When you do git blame you get commit message for each line of code. You can see what ticket changed it (there will be reasons why it changed hopefully), what it was before, what other things changed with it. This is incredibly useful, much more useful than static comments in code. But you have to help yourself by writing good commit messages and making small commits that don't mix many changes into one. If you fix whitespace or some stylistic stuff - don't commit it in the same commit as your business logic changes.

The best things about comments in commit messages is that they are automatically changed when you change a line of code in the next commit. They are never outdated and are never lying to you (regular static comments often do). Git blame should answer "why is each line of code here right now". Static comments answer "what somebody at some point thought was important in this general region of the code".

Often companies want you to adhere to their commit message standards that make it harder to write good commit messages.
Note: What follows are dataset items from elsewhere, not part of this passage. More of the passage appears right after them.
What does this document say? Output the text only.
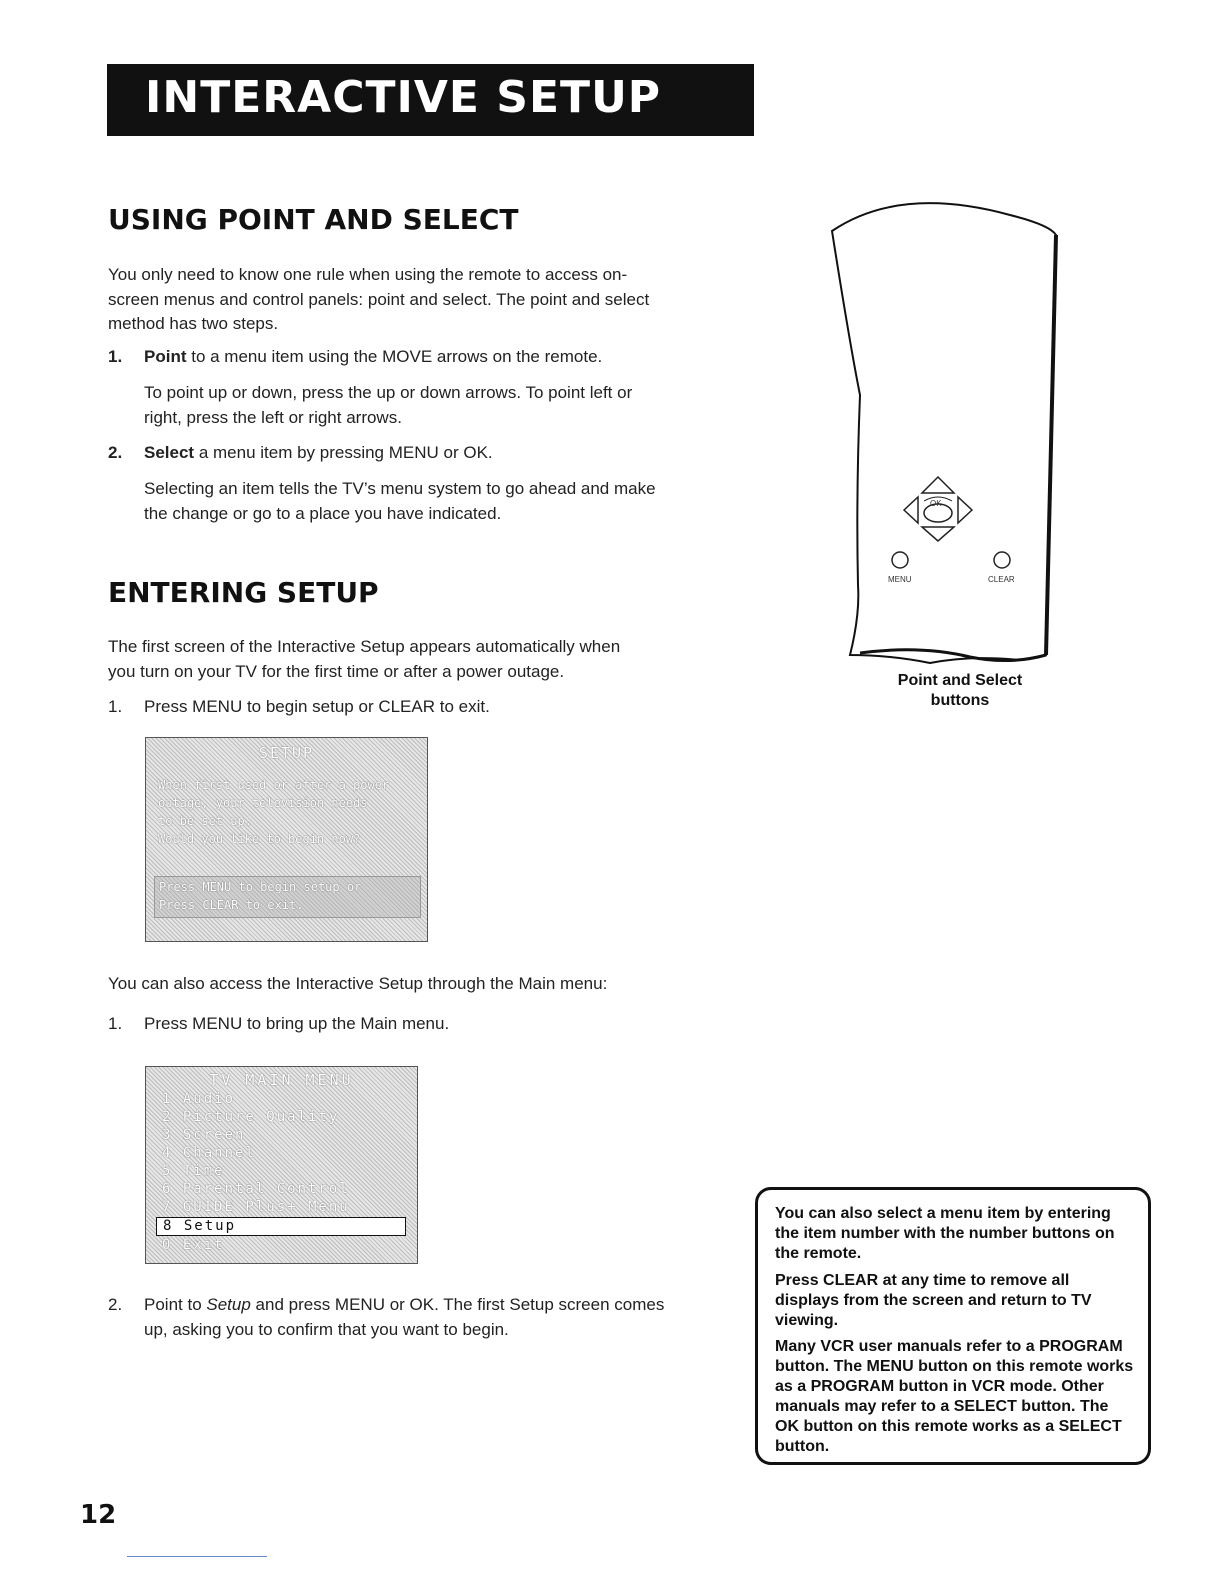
INTERACTIVE SETUP
USING POINT AND SELECT

You only need to know one rule when using the remote to access on-
screen menus and control panels: point and select. The point and select
method has two steps.

1. Point to a menu item using the MOVE arrows on the remote.

To point up or down, press the up or down arrows. To point left or
right, press the left or right arrows.

2. Select a menu item by pressing MENU or OK.

Selecting an item tells the TV’s menu system to go ahead and make
the change or go to a place you have indicated.

ENTERING SETUP

The first screen of the Interactive Setup appears automatically when
you turn on your TV for the first time or after a power outage.

1. Press MENU to begin setup or CLEAR to exit.
SETUP
When first used or after a power
outage, your television needs
to be set up.
Would you like to begin now?
Press MENU to begin setup or
Press CLEAR to exit.

You can also access the Interactive Setup through the Main menu:

1. Press MENU to bring up the Main menu.
TV MAIN MENU
1 Audio
2 Picture Quality
3 Screen
4 Channel
5 Time
6 Parental Control
7 GUIDE Plus+ Menu
8 Setup
0 Exit
2. Point to Setup and press MENU or OK. The first Setup screen comes
up, asking you to confirm that you want to begin.
OK
MENU	CLEAR
Point and Select
buttons

You can also select a menu item by entering the item number with the number buttons on the remote.

Press CLEAR at any time to remove all displays from the screen and return to TV viewing.

Many VCR user manuals refer to a PROGRAM button. The MENU button on this remote works as a PROGRAM button in VCR mode. Other manuals may refer to a SELECT button. The OK button on this remote works as a SELECT button.

12
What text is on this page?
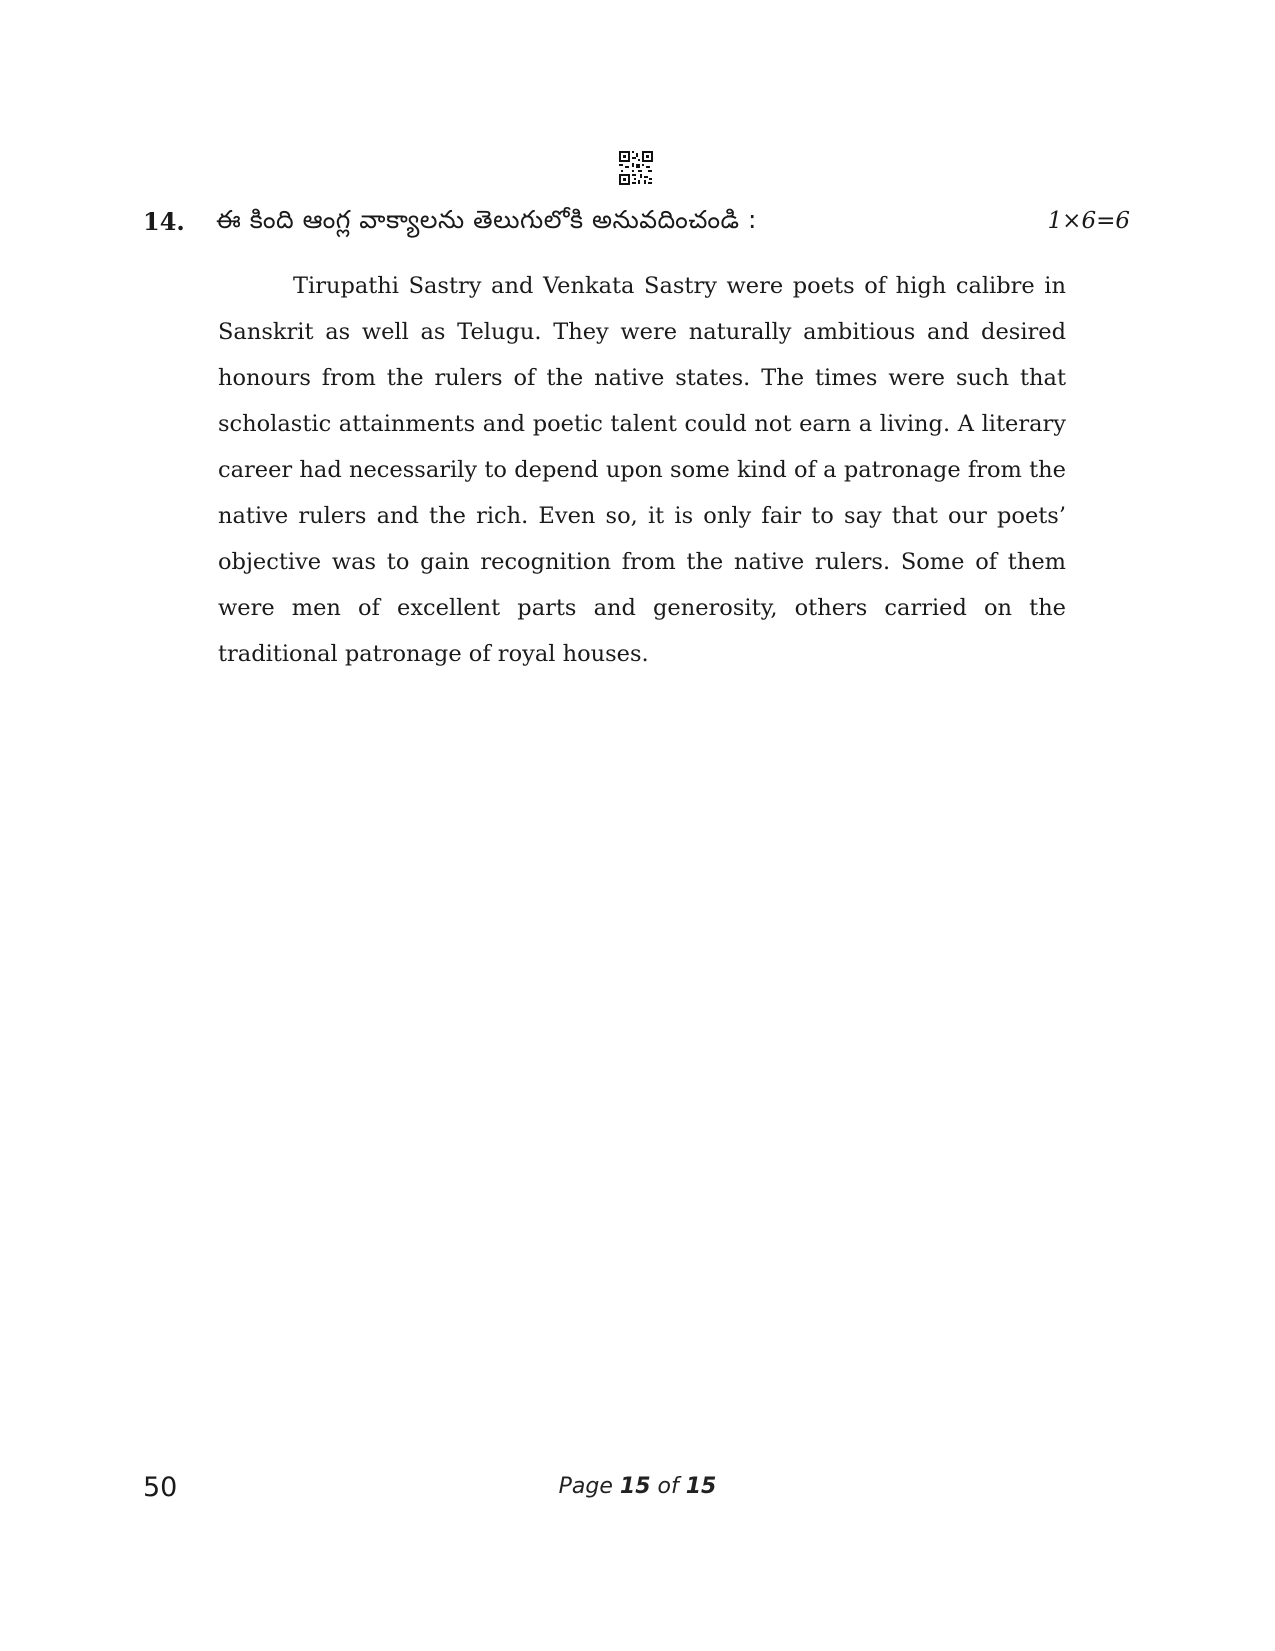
14. ఈ కింది ఆంగ్ల వాక్యాలను తెలుగులోకి అనువదించండి :	1×6=6

Tirupathi Sastry and Venkata Sastry were poets of high calibre in Sanskrit as well as Telugu. They were naturally ambitious and desired honours from the rulers of the native states. The times were such that scholastic attainments and poetic talent could not earn a living. A literary career had necessarily to depend upon some kind of a patronage from the native rulers and the rich. Even so, it is only fair to say that our poets’ objective was to gain recognition from the native rulers. Some of them were men of excellent parts and generosity, others carried on the traditional patronage of royal houses.

50	Page 15 of 15
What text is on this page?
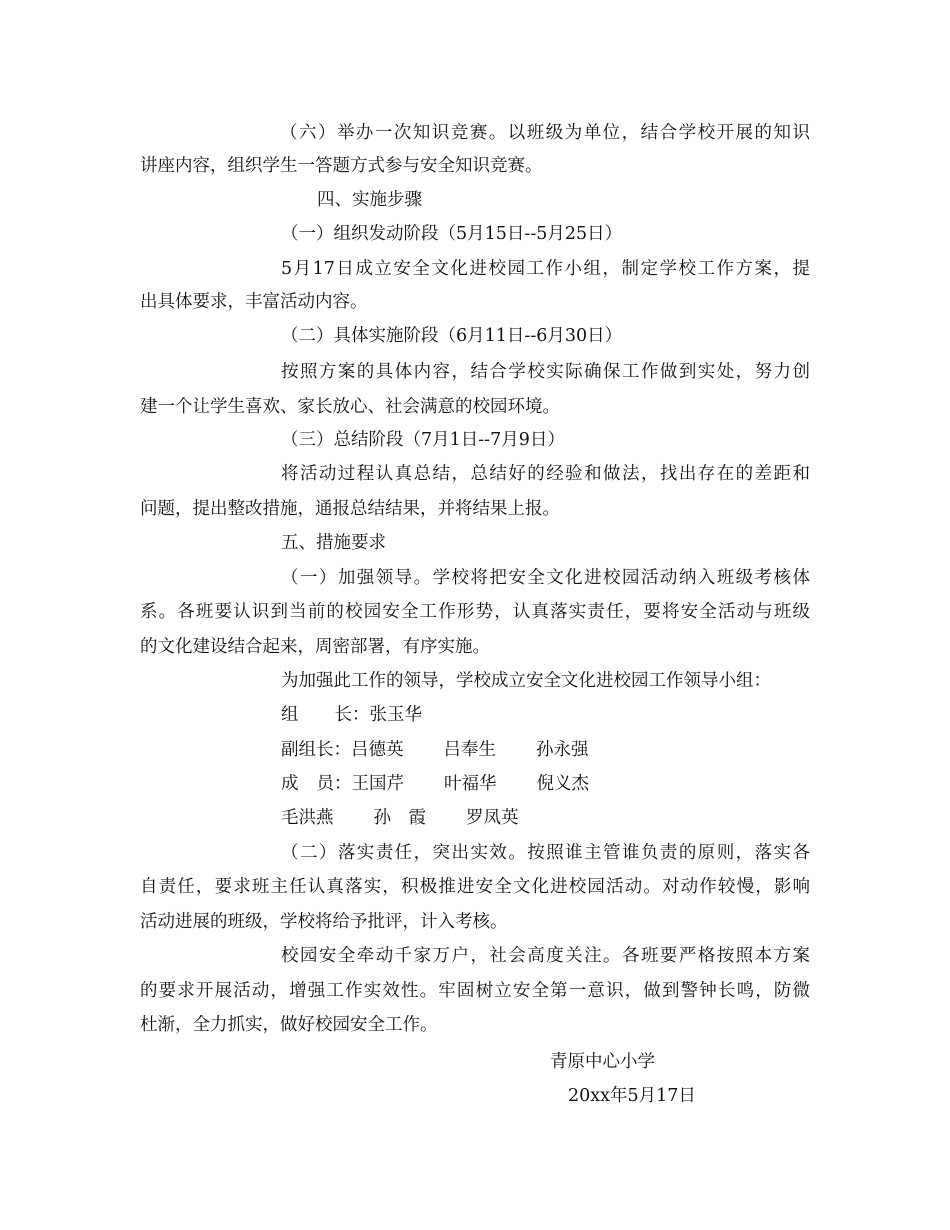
（六）举办一次知识竞赛。以班级为单位，结合学校开展的知识
讲座内容，组织学生一答题方式参与安全知识竞赛。
四、实施步骤
（一）组织发动阶段（5月15日--5月25日）
5月17日成立安全文化进校园工作小组，制定学校工作方案，提
出具体要求，丰富活动内容。
（二）具体实施阶段（6月11日--6月30日）
按照方案的具体内容，结合学校实际确保工作做到实处，努力创
建一个让学生喜欢、家长放心、社会满意的校园环境。
（三）总结阶段（7月1日--7月9日）
将活动过程认真总结，总结好的经验和做法，找出存在的差距和
问题，提出整改措施，通报总结结果，并将结果上报。
五、措施要求
（一）加强领导。学校将把安全文化进校园活动纳入班级考核体
系。各班要认识到当前的校园安全工作形势，认真落实责任，要将安全活动与班级
的文化建设结合起来，周密部署，有序实施。
为加强此工作的领导，学校成立安全文化进校园工作领导小组：
组 长：张玉华
副组长：吕德英 吕奉生 孙永强
成 员：王国芹 叶福华 倪义杰
毛洪燕 孙　霞 罗凤英
（二）落实责任，突出实效。按照谁主管谁负责的原则，落实各
自责任，要求班主任认真落实，积极推进安全文化进校园活动。对动作较慢，影响
活动进展的班级，学校将给予批评，计入考核。
校园安全牵动千家万户，社会高度关注。各班要严格按照本方案
的要求开展活动，增强工作实效性。牢固树立安全第一意识，做到警钟长鸣，防微
杜渐，全力抓实，做好校园安全工作。
青原中心小学
20xx年5月17日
For example with git they will say "[task number] one line 80 char description"

You can still write a good description and have git show it correctly in one-line format if you do:

    [task number] One line 80 char desc.
    
    The rest of a good descriptive commit message.
    As many lines as you like....


I don’t think this is a good rule.

1) I can’t see “git blame” in my code review. Don’t make me check out the branch to review your changes.

2) If we refactor the code (say, extract a new class wrapping the functionality) then the explanation in git becomes much harder to find. If it’s a comment you can just copy it over.

You should explain the change set in your git comments too, but at a different level of abstraction - why is this whole set of changes being made? What problem is being solved? What’s left to do? Etc. this stuff can’t usually be associated with a particular line of code.

So inasmuch as you are arguing for good commit messages I strongly agree. But I disagree that this should be at the expense of good comments in your code.


> code review

You shouldn’t need this. The commit message should clearly explain any non-obvious changes (and ideally there should only be one). If there is a historical context, the reviewed commit message should include it (including links to past commits in whatever repo hosting service is used).

> refactor

If there is a refactor the reader can skip past the change in blame. This does become slightly more complicated when code is moved between files, but most repo hosting services make this fairly easy.


I don't like this idea. Nobody will read your comment in this case. I prefer comments to be visible by default without having to run extra tools. Also, usually a commit adds many functions and classes and it's difficult to describe them in one message.


This idea does not work when you need a different comment on each line. You're obviously not going to commit each line of code separately.

Also, not all code is being read in an IDE, and not all code is stored in git. The code may outlive the repo and valuable context could be lost.